Первой прыснула девица, следом надтреснутым тенорком подключился второй. Рассказчик почему-то угрюмо молчал.

Максимов покосился на их головы, торчащие над спинкой дивана. Представил, как пули прошивают их насквозь, и во все стороны разносит красные брызги. На сердце сразу полегчало.

«Разродились, наконец!» — Максимов заметил, как от угла, где заседал штаб группировки Соболя, по направлению к нему залавировал между столиками мэтр.

— Да? — Максимов опустил на стол рюмку. Коньяк действительно оказался дагестанским, но приличного качества.

— Если вы уже закончили. — Мэтр потупил глазки. — Вас просят подойти. — Последовал легкий кивок в сторону угла.

— Соболь там? — уточнил Максимов, не меняя позы.

«Да», — ответили глазки мэтра. Он положил рядом с рюмкой маленькую папочку. Максимов раскрыл, пробежал глазами столбик цифр на счете, решил, что вместо девиц здесь раздевают клиентов. Достал портмоне, отсчитал купюры. Мэтр стрельнул взглядом на отделение, где лежали доллары. Глаза сразу потеплели. Может, менты и берут больше, но столько с собой не носят.

— Благодарю. — Он успел провести нехитрые вычисления, определив сумму чаевых. — Надеюсь, вам у нас понравилось.

У столика детей гор уже извивалась девица в купальнике. Кто-то из них вскинул руку, громко щелкнул пальцами. Мэтр кивнул на прощание и поспешил на зов.

Максимов встал, незаметно осмотрел зал. Троица соседей молча смаковала шампанское. Судя по выражению лиц, каждый молчал о своем. Девица явно скучала. Появление в поле зрения Максимова вывело ее из состояния медитации. Но он прошел мимо, не удостоив взглядом соблазнительно скрещенные ноги. Сейчас его больше интересовали крепыши, оккупировавшие уголок в дальнем конце зала.

На полукруглом диване, рассчитанном минимум на восьмерых, едва разместились четверо. Больше всего это напоминало скамейку запасных сборной страны по регби, все одинаково стриженные под бобрик, фигуры как у скульптур ударников коммунистического труда сталинской эпохи, золотые цепи на бычьих шеях и здоровый антибский загар на откормленных лицах.

— Ну и что тебе надо? — Сидевший в центре откинулся на подушки, вперив взгляд в подошедшего к столику Максимова.

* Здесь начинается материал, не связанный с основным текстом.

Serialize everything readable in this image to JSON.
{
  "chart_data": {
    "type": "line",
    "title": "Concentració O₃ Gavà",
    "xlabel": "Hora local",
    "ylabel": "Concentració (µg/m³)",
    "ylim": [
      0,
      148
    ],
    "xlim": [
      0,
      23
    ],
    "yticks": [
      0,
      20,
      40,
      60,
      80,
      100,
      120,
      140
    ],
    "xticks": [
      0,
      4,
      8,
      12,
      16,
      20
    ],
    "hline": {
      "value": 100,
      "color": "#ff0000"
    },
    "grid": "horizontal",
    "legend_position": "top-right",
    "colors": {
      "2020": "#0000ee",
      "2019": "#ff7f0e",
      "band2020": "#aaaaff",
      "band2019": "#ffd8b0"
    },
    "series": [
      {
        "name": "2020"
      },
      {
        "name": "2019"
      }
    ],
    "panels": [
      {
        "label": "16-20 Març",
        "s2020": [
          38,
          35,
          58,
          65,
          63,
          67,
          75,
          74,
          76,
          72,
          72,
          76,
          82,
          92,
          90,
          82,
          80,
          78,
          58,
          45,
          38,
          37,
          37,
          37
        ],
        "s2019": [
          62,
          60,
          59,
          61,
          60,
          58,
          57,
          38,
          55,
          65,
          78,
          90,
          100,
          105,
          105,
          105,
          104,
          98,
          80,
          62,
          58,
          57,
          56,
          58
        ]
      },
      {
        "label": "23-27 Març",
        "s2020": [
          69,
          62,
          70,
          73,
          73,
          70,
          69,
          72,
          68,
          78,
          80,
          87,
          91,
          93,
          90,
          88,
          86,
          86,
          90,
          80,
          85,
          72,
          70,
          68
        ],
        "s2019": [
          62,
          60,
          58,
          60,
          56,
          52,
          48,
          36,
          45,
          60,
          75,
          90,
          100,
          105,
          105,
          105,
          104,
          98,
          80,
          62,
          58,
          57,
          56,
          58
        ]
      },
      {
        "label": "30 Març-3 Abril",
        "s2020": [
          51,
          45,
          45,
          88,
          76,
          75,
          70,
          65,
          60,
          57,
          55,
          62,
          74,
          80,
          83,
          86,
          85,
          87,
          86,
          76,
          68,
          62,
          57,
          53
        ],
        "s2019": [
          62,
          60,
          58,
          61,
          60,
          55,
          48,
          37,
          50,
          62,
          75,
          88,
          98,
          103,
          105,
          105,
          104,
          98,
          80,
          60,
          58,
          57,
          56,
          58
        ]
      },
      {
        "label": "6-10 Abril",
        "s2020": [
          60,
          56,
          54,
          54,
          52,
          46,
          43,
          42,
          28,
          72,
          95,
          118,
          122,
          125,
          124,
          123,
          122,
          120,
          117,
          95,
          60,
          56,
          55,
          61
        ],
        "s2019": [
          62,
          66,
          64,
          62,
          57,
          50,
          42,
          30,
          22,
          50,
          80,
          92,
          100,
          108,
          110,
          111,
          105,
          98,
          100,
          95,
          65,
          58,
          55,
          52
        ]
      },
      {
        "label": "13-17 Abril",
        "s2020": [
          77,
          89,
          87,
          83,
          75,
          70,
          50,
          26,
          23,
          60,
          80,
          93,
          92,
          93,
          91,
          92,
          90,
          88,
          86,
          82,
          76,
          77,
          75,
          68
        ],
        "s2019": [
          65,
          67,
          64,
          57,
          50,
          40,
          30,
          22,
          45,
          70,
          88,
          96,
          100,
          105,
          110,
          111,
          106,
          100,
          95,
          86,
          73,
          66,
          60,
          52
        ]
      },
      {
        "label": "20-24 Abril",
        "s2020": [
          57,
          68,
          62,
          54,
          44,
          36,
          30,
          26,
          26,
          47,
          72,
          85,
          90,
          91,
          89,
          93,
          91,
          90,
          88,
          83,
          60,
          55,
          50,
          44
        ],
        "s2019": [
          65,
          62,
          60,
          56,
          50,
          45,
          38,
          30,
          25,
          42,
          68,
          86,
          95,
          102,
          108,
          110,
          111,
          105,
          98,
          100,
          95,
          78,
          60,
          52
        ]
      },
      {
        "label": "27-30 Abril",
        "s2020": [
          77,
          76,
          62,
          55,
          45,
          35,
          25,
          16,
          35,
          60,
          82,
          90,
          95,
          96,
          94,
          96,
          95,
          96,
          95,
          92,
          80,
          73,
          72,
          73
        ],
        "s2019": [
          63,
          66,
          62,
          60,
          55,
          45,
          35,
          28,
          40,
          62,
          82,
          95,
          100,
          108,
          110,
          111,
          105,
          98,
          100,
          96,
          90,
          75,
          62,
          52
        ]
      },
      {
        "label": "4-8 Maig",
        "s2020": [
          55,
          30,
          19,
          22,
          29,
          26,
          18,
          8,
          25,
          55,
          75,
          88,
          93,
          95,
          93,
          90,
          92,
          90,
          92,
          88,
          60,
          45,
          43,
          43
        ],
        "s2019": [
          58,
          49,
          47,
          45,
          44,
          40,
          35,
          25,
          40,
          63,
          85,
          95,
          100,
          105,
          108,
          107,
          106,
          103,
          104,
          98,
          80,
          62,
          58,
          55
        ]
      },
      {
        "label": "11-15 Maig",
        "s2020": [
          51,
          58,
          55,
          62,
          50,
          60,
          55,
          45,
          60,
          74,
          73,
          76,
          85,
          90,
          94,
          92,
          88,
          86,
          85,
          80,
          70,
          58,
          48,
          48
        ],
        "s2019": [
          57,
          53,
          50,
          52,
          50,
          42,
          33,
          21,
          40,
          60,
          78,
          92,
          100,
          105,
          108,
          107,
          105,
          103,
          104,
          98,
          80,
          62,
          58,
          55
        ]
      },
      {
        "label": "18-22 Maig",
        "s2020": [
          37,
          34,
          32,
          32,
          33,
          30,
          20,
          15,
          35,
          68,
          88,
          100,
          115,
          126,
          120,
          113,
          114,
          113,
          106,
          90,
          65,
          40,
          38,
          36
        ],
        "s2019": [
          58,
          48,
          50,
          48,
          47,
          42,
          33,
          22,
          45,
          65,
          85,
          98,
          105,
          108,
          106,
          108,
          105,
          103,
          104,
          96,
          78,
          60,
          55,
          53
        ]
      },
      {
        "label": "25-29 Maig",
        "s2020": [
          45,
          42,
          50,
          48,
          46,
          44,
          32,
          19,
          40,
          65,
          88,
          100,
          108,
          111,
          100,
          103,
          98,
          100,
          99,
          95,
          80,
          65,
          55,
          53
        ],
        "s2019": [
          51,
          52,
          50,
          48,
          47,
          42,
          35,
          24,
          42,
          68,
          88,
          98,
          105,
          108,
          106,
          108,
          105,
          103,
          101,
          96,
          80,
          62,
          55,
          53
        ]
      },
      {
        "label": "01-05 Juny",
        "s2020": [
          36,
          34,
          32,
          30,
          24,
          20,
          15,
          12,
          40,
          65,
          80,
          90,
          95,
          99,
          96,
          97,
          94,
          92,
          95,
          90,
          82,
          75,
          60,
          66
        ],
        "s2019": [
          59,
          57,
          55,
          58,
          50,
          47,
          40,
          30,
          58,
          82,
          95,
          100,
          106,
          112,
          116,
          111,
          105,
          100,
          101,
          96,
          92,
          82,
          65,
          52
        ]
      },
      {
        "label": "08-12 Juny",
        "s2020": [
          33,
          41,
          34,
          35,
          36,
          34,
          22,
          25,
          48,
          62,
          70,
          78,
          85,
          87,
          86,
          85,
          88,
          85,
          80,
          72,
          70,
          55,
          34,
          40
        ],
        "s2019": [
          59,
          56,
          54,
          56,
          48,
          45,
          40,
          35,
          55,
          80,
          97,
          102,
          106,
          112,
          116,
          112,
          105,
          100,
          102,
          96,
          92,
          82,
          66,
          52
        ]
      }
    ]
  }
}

По описаниям охранника из центра, это был Соболь. Но и без них Максимов без труда опознал бы среди близнецов старшего. В свое время специально ходил в зоопарк наблюдать за животными. Не из любви к биологии, а из профессионального интереса к человеческой психологии. Звери общаются на языке тела, на нем ни соврать, ни пустить пыль в глаза. Люди давно забыли этот язык, но, как ни странно, продолжают им пользоваться. И тело им мстит, выдавая то, что пытаются скрыть под рубищем слов. Потому что тело не умеет казаться, оно умеет только быть. Научившегося читать язык тела уже не обмануть. И чем примитивней человеческий коллектив, чем ближе он к стае, тем больше о нем рассказывают ужимки, повадки и позы его членов.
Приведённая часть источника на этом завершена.